Les sentinelles veillèrent avec une attention scrupuleuse, peu habituelle parmi les Indiens, sur le repos de leurs compagnons.
Vers quatre heures et demie au matin, les ténèbres commencèrent peu à peu à pâlir devant les lueurs, fugitives encore, des premiers rayons du jour; le ciel se nuança de larges bandes de couleurs changeantes qui se fondirent enfin dans des tons d'un rouge vif et enflammé, et le soleil parut enfin, s'élevant au-dessus de l'horizon comme s'il fût sorti du sein d'une fournaise, illuminant subitement le ciel de ses resplendissants rayons qui ressemblaient à des flèches de feu.
Les premières heures matinales sont les plus douces et les plus magnifiques de la journée au désert.

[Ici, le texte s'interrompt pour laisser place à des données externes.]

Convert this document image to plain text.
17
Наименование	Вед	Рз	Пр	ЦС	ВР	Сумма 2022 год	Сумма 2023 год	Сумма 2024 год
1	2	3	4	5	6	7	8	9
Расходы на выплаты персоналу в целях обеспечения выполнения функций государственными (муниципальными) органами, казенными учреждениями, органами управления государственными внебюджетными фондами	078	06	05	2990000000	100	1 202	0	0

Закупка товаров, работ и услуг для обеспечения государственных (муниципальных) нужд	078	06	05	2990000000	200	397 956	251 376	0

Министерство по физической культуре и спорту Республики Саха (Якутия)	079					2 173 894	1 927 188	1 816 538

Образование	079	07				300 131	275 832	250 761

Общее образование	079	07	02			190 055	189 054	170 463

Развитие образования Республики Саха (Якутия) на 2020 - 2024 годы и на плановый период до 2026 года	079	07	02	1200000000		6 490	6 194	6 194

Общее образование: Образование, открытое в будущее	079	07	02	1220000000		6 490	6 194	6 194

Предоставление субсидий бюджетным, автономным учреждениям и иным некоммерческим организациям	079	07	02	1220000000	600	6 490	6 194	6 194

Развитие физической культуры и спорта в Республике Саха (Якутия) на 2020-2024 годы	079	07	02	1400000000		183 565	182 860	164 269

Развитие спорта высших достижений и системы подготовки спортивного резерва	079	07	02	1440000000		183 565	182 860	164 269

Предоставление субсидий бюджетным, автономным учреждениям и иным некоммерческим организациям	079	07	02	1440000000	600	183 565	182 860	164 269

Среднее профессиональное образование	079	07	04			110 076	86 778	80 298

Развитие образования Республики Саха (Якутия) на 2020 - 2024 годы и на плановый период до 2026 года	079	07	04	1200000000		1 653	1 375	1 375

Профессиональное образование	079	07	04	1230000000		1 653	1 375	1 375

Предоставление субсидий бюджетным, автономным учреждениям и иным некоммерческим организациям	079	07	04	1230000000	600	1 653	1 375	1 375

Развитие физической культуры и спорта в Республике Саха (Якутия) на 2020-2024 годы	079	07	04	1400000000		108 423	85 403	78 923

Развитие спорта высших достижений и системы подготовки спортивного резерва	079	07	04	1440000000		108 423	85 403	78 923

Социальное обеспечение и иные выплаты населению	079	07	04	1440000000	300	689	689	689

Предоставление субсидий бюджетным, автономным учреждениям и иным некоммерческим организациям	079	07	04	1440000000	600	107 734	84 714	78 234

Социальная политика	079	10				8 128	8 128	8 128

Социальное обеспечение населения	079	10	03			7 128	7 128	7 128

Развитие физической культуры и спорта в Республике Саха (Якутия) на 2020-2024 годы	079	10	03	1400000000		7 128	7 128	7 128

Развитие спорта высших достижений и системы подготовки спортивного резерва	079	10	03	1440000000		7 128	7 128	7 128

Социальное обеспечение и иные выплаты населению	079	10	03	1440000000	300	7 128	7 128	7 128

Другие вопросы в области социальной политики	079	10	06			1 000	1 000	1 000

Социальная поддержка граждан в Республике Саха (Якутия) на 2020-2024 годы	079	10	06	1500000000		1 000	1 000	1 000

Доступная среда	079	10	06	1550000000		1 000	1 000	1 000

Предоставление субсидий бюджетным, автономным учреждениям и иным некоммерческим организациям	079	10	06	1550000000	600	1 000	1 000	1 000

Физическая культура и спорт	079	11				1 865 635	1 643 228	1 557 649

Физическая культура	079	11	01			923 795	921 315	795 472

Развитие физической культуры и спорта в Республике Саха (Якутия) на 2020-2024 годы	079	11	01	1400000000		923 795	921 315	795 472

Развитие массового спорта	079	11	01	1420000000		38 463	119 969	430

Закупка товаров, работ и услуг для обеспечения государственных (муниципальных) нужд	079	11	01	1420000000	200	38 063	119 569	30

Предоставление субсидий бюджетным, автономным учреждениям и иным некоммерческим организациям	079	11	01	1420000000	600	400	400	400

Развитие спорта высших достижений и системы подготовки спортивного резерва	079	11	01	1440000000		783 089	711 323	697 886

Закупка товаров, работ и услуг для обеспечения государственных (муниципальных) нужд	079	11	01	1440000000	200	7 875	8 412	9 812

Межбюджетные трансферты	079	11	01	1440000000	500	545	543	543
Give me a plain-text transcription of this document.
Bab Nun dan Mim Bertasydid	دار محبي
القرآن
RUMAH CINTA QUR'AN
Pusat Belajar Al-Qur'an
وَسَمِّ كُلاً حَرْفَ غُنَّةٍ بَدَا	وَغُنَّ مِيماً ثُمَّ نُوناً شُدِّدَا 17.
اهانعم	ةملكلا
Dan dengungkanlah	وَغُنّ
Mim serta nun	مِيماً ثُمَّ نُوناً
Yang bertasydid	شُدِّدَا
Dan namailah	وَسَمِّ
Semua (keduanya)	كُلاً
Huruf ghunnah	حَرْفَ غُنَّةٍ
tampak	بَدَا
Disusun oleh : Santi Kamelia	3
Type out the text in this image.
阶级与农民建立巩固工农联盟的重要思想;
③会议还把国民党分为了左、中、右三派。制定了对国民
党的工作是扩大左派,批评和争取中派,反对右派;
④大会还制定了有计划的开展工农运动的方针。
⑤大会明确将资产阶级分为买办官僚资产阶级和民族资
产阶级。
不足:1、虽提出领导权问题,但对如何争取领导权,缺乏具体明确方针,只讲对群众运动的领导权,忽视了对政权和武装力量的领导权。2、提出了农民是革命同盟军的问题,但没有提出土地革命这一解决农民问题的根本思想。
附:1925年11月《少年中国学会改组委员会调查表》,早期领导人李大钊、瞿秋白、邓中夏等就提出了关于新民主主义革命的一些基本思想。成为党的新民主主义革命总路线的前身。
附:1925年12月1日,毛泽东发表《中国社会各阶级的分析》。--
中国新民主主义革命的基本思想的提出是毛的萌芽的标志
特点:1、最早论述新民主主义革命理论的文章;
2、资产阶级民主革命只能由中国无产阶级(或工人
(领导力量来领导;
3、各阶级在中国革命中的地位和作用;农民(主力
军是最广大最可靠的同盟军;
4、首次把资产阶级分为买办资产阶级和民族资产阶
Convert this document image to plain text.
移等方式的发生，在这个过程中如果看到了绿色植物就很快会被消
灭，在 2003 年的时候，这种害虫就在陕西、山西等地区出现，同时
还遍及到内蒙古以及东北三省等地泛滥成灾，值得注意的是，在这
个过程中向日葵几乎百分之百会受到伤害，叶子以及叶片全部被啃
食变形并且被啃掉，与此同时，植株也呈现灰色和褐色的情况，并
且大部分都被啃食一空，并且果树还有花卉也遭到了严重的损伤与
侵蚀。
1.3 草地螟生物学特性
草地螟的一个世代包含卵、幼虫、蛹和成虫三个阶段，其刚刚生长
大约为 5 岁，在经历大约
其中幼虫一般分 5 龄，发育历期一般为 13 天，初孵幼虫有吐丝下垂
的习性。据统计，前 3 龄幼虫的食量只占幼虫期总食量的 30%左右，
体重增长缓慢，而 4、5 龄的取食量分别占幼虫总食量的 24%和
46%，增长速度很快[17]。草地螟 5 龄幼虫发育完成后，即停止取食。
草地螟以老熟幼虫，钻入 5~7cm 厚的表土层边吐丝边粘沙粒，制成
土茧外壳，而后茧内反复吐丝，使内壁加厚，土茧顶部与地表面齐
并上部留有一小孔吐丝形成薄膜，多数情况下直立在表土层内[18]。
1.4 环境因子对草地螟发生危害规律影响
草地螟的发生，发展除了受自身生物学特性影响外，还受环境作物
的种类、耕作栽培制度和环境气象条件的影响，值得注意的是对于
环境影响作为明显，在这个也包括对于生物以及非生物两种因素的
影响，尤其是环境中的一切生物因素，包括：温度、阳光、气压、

La nature en s'éveillant calme, fraîche et reposée, semble, pendant les ténèbres, avoir repris toutes ses forces; les feuilles plus vertes sont perlées de rosée, un léger et transparent brouillard s'élève de terre en vapeur incessamment pompée par le soleil, une fraîche brise ride la surface argentée des fleuves et des lacs, agite les branches des arbres et imprime un frémissement mystérieux aux hautes herbes du milieu desquelles s'élèvent à chaque instant les têtes effarées des taureaux, des chevaux sauvages, des daims ou des gazelles, tandis que les oiseaux, battant joyeusement des ailes, font leur toilette matinale ou s'envolent de çà et de là avec des cris et des gazouillements de plaisir.
Les Indiens ne sont pas dormeurs, en général, aussi, à peine le soleil apparut-il au niveau de l'horizon, que tous s'éveillèrent et procédèrent aux soins de leurs toilettes et à leurs ablutions de chaque jour: car les Guaycurús, contrairement aux autres peuplades américaines, parmi leurs nombreuses qualités, comptent celle d'être d'une propreté rigoureuse et même d'une certaine coquetterie dans l'arrangement de leurs pittoresques vêtements.
A la voix du Cougouar, ils se réunirent en demi-cercle les yeux tournés vers le soleil levant, s'agenouillèrent pieusement sur le sol et adressèrent une fervente prière à l'astre radieux du jour, non pas qu'ils le considèrent positivement comme un dieu, mais parce qu'il est dans leur croyance le représentant visible de l'invisible divinité et le grand dispensateur de ses bienfaits.